- Born: Leroy Leon Pendarvis, Jr. 1945 (age 80–81)
- Occupation: Musician
- Instrument: Keyboards
- Member of: Saturday Night Live Band

= Leon Pendarvis =

American session musician (born 1945)

Leroy Leon Pendarvis, Jr. (born 1945) is an American session musician and keyboardist best known for his association with the Saturday Night Live Band, where he has served as its pianist, organist, Musical Director and Conductor since 1980. He is also a backing vocalist and an occasional guitarist.

==Early life==
The son of a second-grade primary school teacher and a school principal, Pendarvis grew up in North Augusta, South Carolina. His father was a deacon at the church and his mother, in addition to teaching, was also pianist at their church. The young Leon graduated from climbing up on the piano bench to hit the keys to being taught by his mother. He also learned to play trumpet and saxophone. He also was a bass player when he came to New York.

==Personal life==

Pendarvis attended North Carolina Central University where he met and married Emily Norman. They had a daughter, Emile in 1966. After their divorce, he moved to New York and he met and married Janice Gadsden. They married some time after she moved in with her cousin Andrew Gadsden, who was Pendarvis's roommate.

Later, he married former Los Jovenes del Barrio singer Jillian Armsbury, who died in January 2009 from mesothelioma.

He married Josephine Deleon in 2018.

Pendarvis is a board member for the Mesothelioma Applied Research Foundation.

==Career==
Pendarvis played keyboards and provided the backing vocals for Richard Roundtree's 1972 album, The Man from Shaft.
Along with Janice Gadsden, he co-wrote "Sing a Happy Song" for Taj Mahal. He also produced the song which was released in 1978.

He composed, recorded and mixed the original dramatic music for the music video "BAD" by Michael Jackson.

By 2014, Pendarvis has been with the Saturday Night Live Band, playing keyboards for over 40 years and is the longest serving member with the outfit.

Along with guitarist Larry Campbell, and bass virtuoso Pino Palladino, Pendarvis played on the 2018 Bettye LaVette album Things Have Changed, an album of songs by Bob Dylan which was released on Verve Records.

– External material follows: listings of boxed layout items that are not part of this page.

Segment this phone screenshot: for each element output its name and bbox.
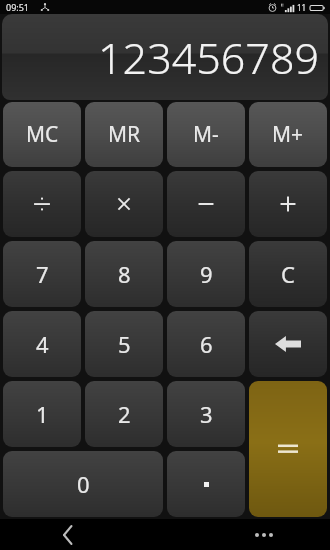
- staticText: 6: [200, 329, 213, 359]
- staticText: 8: [118, 259, 131, 289]
- staticText: MR: [108, 120, 141, 149]
- staticText: M-: [193, 120, 219, 149]
- button[interactable]: M+: [249, 102, 327, 167]
- staticText: 1: [36, 399, 49, 429]
- button[interactable]: MR: [85, 102, 163, 167]
- button[interactable]: Minus: [167, 171, 245, 237]
- button[interactable]: 7: [3, 241, 81, 307]
- button[interactable]: Decimal point: [167, 451, 245, 517]
- staticText: 11: [297, 2, 307, 13]
- button[interactable]: 3: [167, 381, 245, 447]
- button[interactable]: Equals: [249, 381, 327, 517]
- button[interactable]: Back: [48, 519, 88, 550]
- staticText: 123456789: [98, 28, 319, 87]
- button[interactable]: 2: [85, 381, 163, 447]
- staticText: 5: [118, 329, 131, 359]
- button[interactable]: Multiply: [85, 171, 163, 237]
- button[interactable]: 6: [167, 311, 245, 377]
- button[interactable]: 8: [85, 241, 163, 307]
- button[interactable]: Divide: [3, 171, 81, 237]
- staticText: 09:51: [6, 1, 30, 13]
- staticText: 0: [77, 469, 90, 499]
- button[interactable]: 5: [85, 311, 163, 377]
- staticText: 2: [118, 399, 131, 429]
- button[interactable]: Backspace: [249, 311, 327, 377]
- button[interactable]: 0: [3, 451, 163, 517]
- button[interactable]: MC: [3, 102, 81, 167]
- staticText: 7: [36, 259, 49, 289]
- staticText: M+: [272, 120, 304, 149]
- button[interactable]: Plus: [249, 171, 327, 237]
- button[interactable]: 4: [3, 311, 81, 377]
- button[interactable]: M-: [167, 102, 245, 167]
- button[interactable]: C: [249, 241, 327, 307]
- staticText: C: [281, 259, 295, 289]
- button[interactable]: More options: [244, 519, 284, 550]
- button[interactable]: 1: [3, 381, 81, 447]
- staticText: 3: [200, 399, 213, 429]
- staticText: 9: [200, 259, 213, 289]
- staticText: MC: [26, 120, 59, 149]
- button[interactable]: 9: [167, 241, 245, 307]
- staticText: 4: [36, 329, 49, 359]
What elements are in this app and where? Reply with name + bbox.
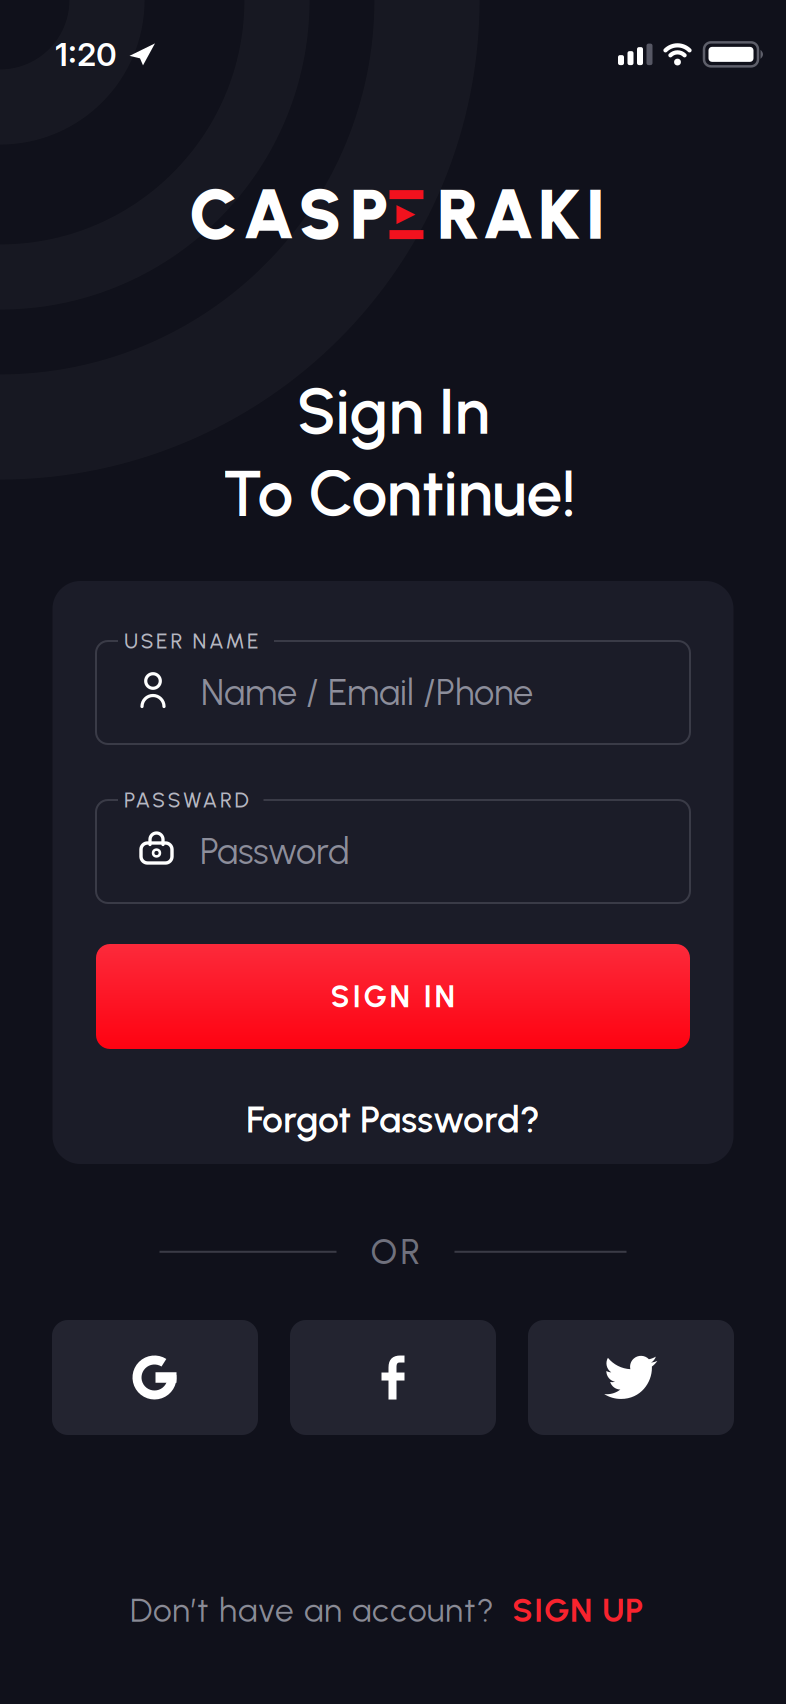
- button[interactable]: Sign in with Google: [52, 1320, 258, 1435]
- staticText: Password: [200, 830, 350, 873]
- staticText: SIGN IN: [330, 978, 456, 1015]
- staticText: CASP: [189, 173, 390, 256]
- staticText: RAKI: [436, 173, 606, 256]
- button[interactable]: SIGN UP: [512, 1590, 643, 1630]
- button[interactable]: SIGN IN: [96, 944, 690, 1049]
- staticText: PASSWARD: [124, 787, 248, 813]
- button[interactable]: Sign in with Twitter: [528, 1320, 734, 1435]
- staticText: OR: [370, 1231, 420, 1273]
- staticText: SIGN UP: [512, 1590, 643, 1630]
- button[interactable]: Sign in with Facebook: [290, 1320, 496, 1435]
- staticText: To Continue!: [222, 455, 576, 532]
- staticText: 1:20: [55, 35, 117, 74]
- staticText: Forgot Password?: [246, 1097, 540, 1142]
- staticText: Name / Email /Phone: [201, 671, 533, 714]
- staticText: Don’t have an account?: [130, 1590, 494, 1630]
- button[interactable]: Forgot Password?: [246, 1097, 540, 1142]
- staticText: Sign In: [296, 373, 490, 450]
- staticText: USER NAME: [124, 628, 259, 654]
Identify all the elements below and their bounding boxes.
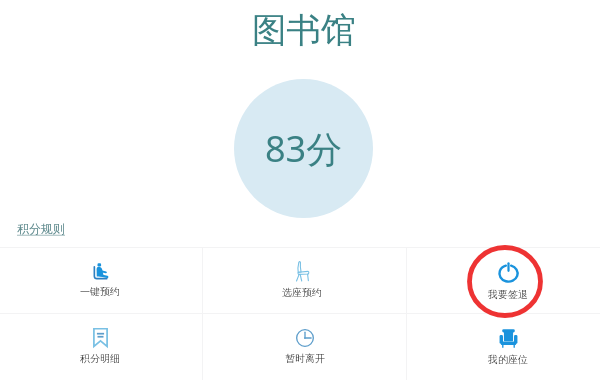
staticText: 一键预约	[80, 285, 120, 298]
staticText: 选座预约	[282, 286, 322, 299]
staticText: 积分规则	[17, 221, 65, 236]
button[interactable]: 选座预约	[203, 248, 406, 313]
button[interactable]: 积分明细	[0, 314, 202, 380]
staticText: 我的座位	[488, 353, 528, 366]
button[interactable]: 暂时离开	[203, 314, 406, 380]
button[interactable]: 一键预约	[0, 248, 202, 313]
button[interactable]: 积分规则	[17, 221, 65, 236]
button[interactable]: 我要签退	[407, 248, 600, 313]
button[interactable]: 我的座位	[407, 314, 600, 380]
staticText: 积分明细	[80, 352, 120, 365]
staticText: 图书馆	[252, 9, 356, 52]
staticText: 暂时离开	[285, 352, 325, 365]
staticText: 我要签退	[488, 288, 528, 301]
staticText: 83分	[265, 124, 343, 173]
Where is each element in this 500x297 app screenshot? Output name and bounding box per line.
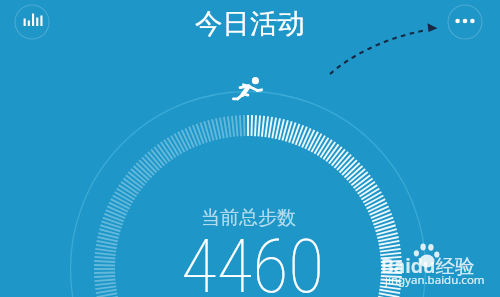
staticText: jingyan.baidu.com (385, 272, 485, 288)
button[interactable]: More options (447, 4, 483, 40)
button[interactable]: Statistics (14, 4, 50, 40)
staticText: 今日活动 (195, 7, 305, 42)
staticText: 当前总步数 (201, 206, 296, 230)
staticText: 4460 (181, 223, 325, 297)
staticText: Baidu经验 (381, 252, 475, 279)
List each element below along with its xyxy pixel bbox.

Along with Richard Tee, Pendarvis played keyboards on the Van McCoy & the Soul City Symphony album, Love Is the Answer which was released on Avco Records in 1974. He also played clavinet and piano on their next album Disco Baby, which contained the massive hit in 1975, "The Hustle". He played on McCoy's album The Disco Kid, which was released on Avco Records in 1975.

Artists Pendarvis has worked with over the years include Bonnie Raitt on Streetlights (1974), Van McCoy on Disco Baby (1975), Paul Simon on "Still crazy after all these years" (1975), Barbra Streisand on Songbird (1978), Eric Clapton on August (1986), Don Johnson on Let It Roll (1989), Avril Lavigne on "Keep Holding On" (2006), and many more. He was at one time a member of the group Passion. He is also the musical director and conductor for NBC's Saturday Night Live (SNL) Band, with which he has played since 1980. Since 1986 he has been a member of The Blues Brothers band. He was the husband of singer and chorist Janice Pendarvis (born Janice Gadsden), who sang for Roberta Flack, Sting, Philip Glass, David Bowie, and the Naked Brothers Band.